Nadie relatará cómo la peor hora del día eran las cinco de la mañana cuando se cuadraban en formaciones militares todos los hombres y mujeres para los extenuantes trabajos forzosos que alimentaban la maquinaria de guerra nazi. Uno, visitante sobrecogido, no alcanza a sentir el olor del crematorio (uno de los pocos edificios en pie pues los barracones han sido eliminados). Uno no puede imaginarse qué significaban las nubes de ceniza sobre los sobrevivientes y su culpa por seguir vivos. Uno mira el cielo y trata de encontrar tumbas en las nubes, como escribió el poeta rumano de origen judío Paul Celan.

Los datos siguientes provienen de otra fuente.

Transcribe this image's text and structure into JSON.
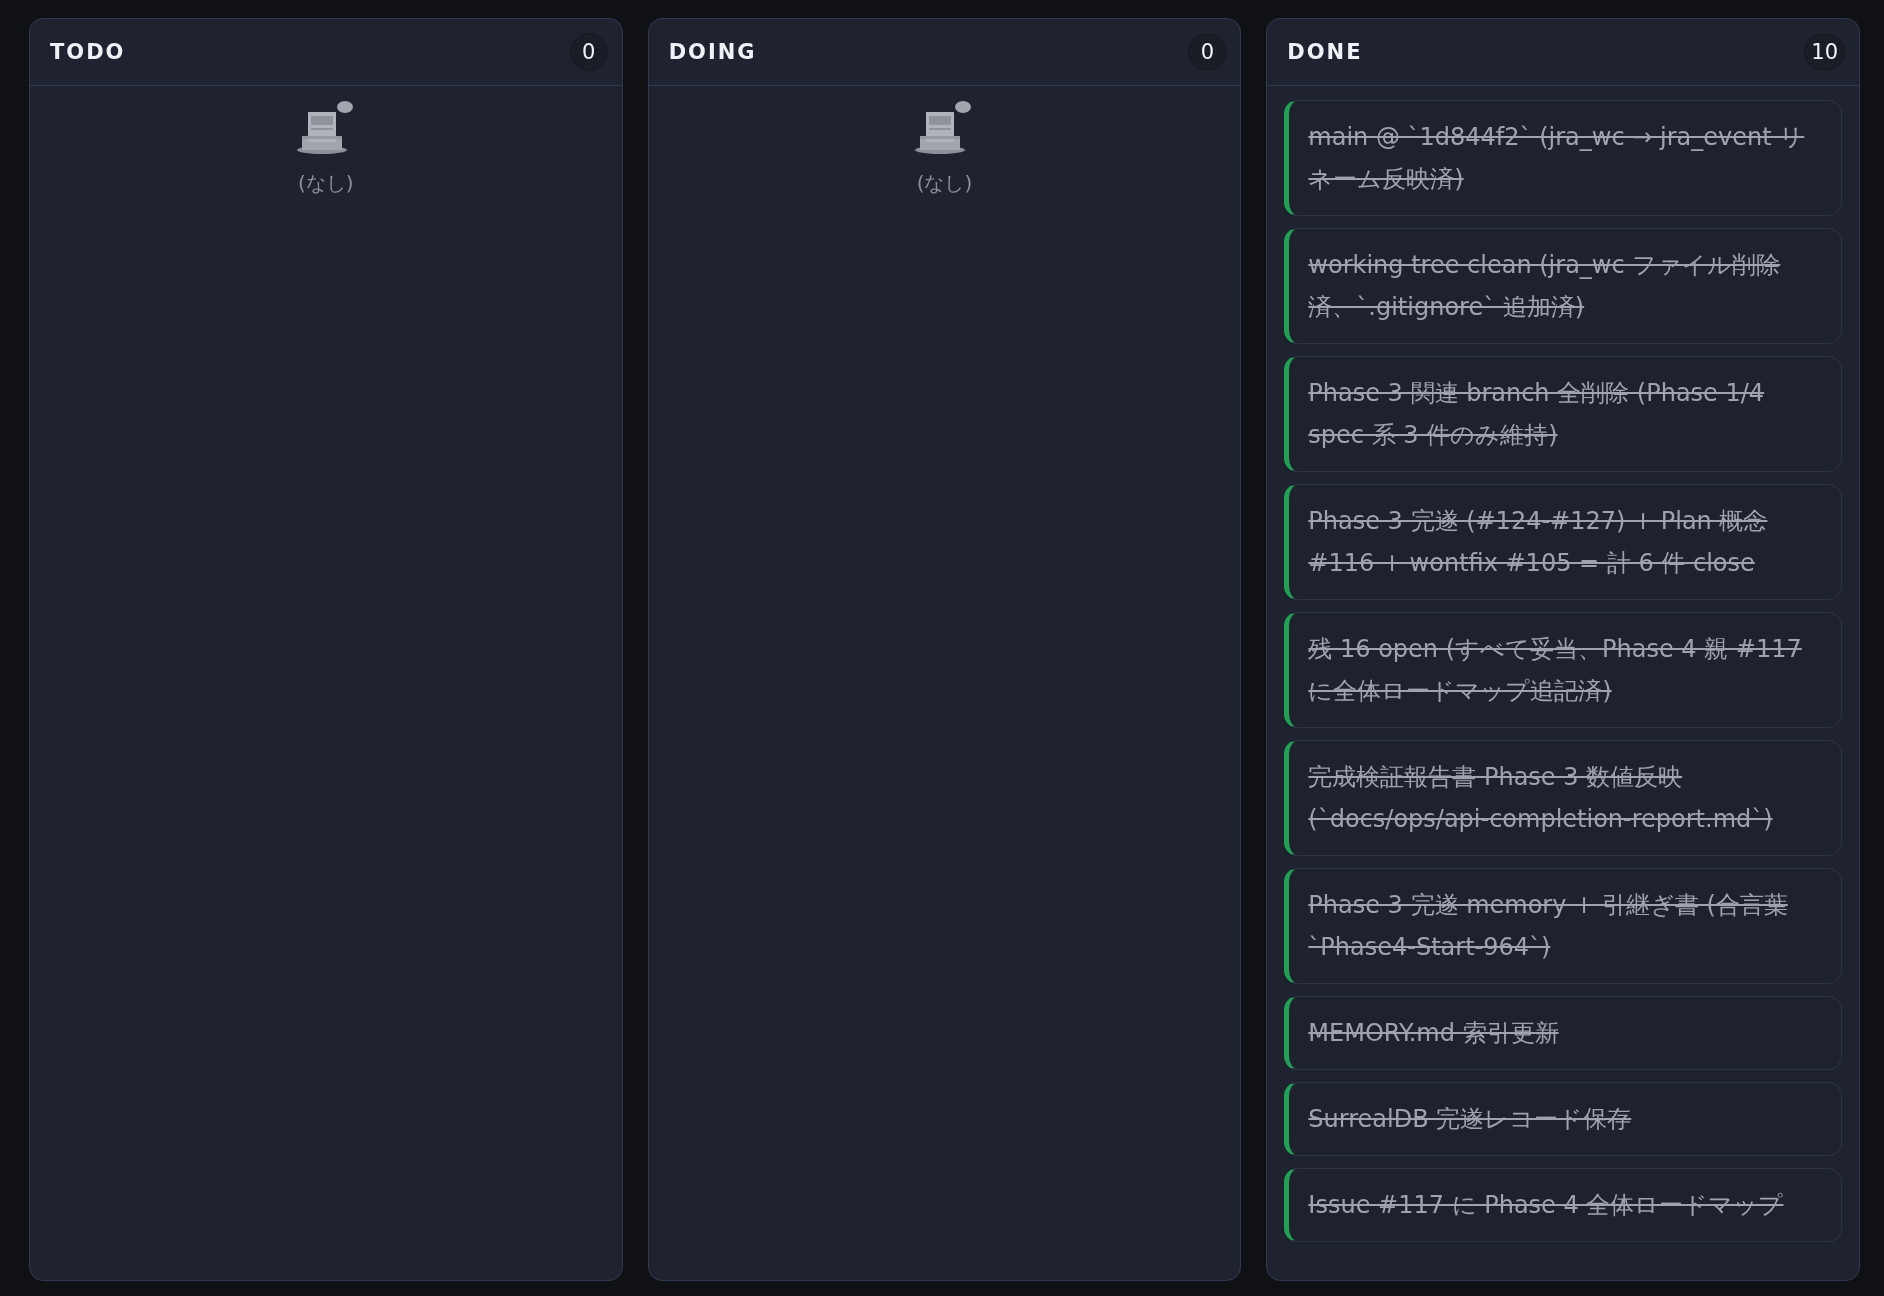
{
  "columns": [
    {
      "title": "TODO",
      "count": "0",
      "empty_text": "(なし)"
    },
    {
      "title": "DOING",
      "count": "0",
      "empty_text": "(なし)"
    },
    {
      "title": "DONE",
      "count": "10",
      "cards": [
        {
          "text": "main @ `1d844f2` (jra_wc → jra_event リネーム反映済)",
          "done": true
        },
        {
          "text": "working tree clean (jra_wc ファイル削除済、`.gitignore` 追加済)",
          "done": true
        },
        {
          "text": "Phase 3 関連 branch 全削除 (Phase 1/4 spec 系 3 件のみ維持)",
          "done": true
        },
        {
          "text": "Phase 3 完遂 (#124-#127) + Plan 概念 #116 + wontfix #105 = 計 6 件 close",
          "done": true
        },
        {
          "text": "残 16 open (すべて妥当、Phase 4 親 #117 に全体ロードマップ追記済)",
          "done": true
        },
        {
          "text": "完成検証報告書 Phase 3 数値反映 (`docs/ops/api-completion-report.md`)",
          "done": true
        },
        {
          "text": "Phase 3 完遂 memory + 引継ぎ書 (合言葉 `Phase4-Start-964`)",
          "done": true
        },
        {
          "text": "MEMORY.md 索引更新",
          "done": true
        },
        {
          "text": "SurrealDB 完遂レコード保存",
          "done": true
        },
        {
          "text": "Issue #117 に Phase 4 全体ロードマップ",
          "done": true
        }
      ]
    }
  ]
}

Uno de los que salieron con vida de Buchenwald para contarlo fue el militante antifascista (primero luchó contra Franco en la guerra civil española y luego junto a la resistencia francesa contra Hitler) Jorge Semprún, que nos dejó dos preguntas: “si no hay memoria de verdad, vivaz y verídica, ¿quién contará a las nuevas generaciones, a las de nuestros nietos, aquella historia?, ¿quién transmitirá esa memoria? Semprún, preso número 44.904 del campo y fallecido en 2011 a los 87 años, siempre creyó en el poder de las culturas para contar/transmitir. “Si los escritores no se apoderan de esa memoria de los campos de concentración, si no la hacen revivir y sobrevivir mediante su imaginación creadora, se apagará con los últimos testigos, dejará de ser un recuerdo en carne y hueso de la experiencia de la muerte”, dijo Semprún.
A Buchenwald llegaron desde Auschwitz, círculo del infierno nazi, sobre el final de la guerra y ante el avance del Ejército Rojo de la URSS, dos adolescentes judíos, Elie Wiesel, futuro premio Nobel de la Paz e Imre Kertesz, futuro premio Nobel de Literatura. El arte y la palabra —como esas frases cínicas a la entrada de los campos de concentración/exterminio— será la fórmula del sortilegio para luchar contra el olvido. “Gracias al cuadro de Goya se mantiene el recuerdo de los fusilamientos del Tres de Mayo”, dice la escritora Rachel Ertel. “Gracias al cuadro de Picasso se conserva la memoria del bombardeo sobre Gernika”, añadió Semprún que nunca pudo olvidar el triángulo rojo (por comunista) estampado en negro con la letra «S” (español) que llevó en su uniforme de Buchenwald entre sus 20 y 22 años. El antiguo campo de concentración nazi fue convertido meses después en campo especial de la policía estalinista en la zona de ocupación soviética. Se cerró en 1950 tras la creación de la República Democrática Alemana, RDA, pasando a ser un lugar para el recuerdo, visitado por millones de personas. La lucha siempre será contra todas las amnesias.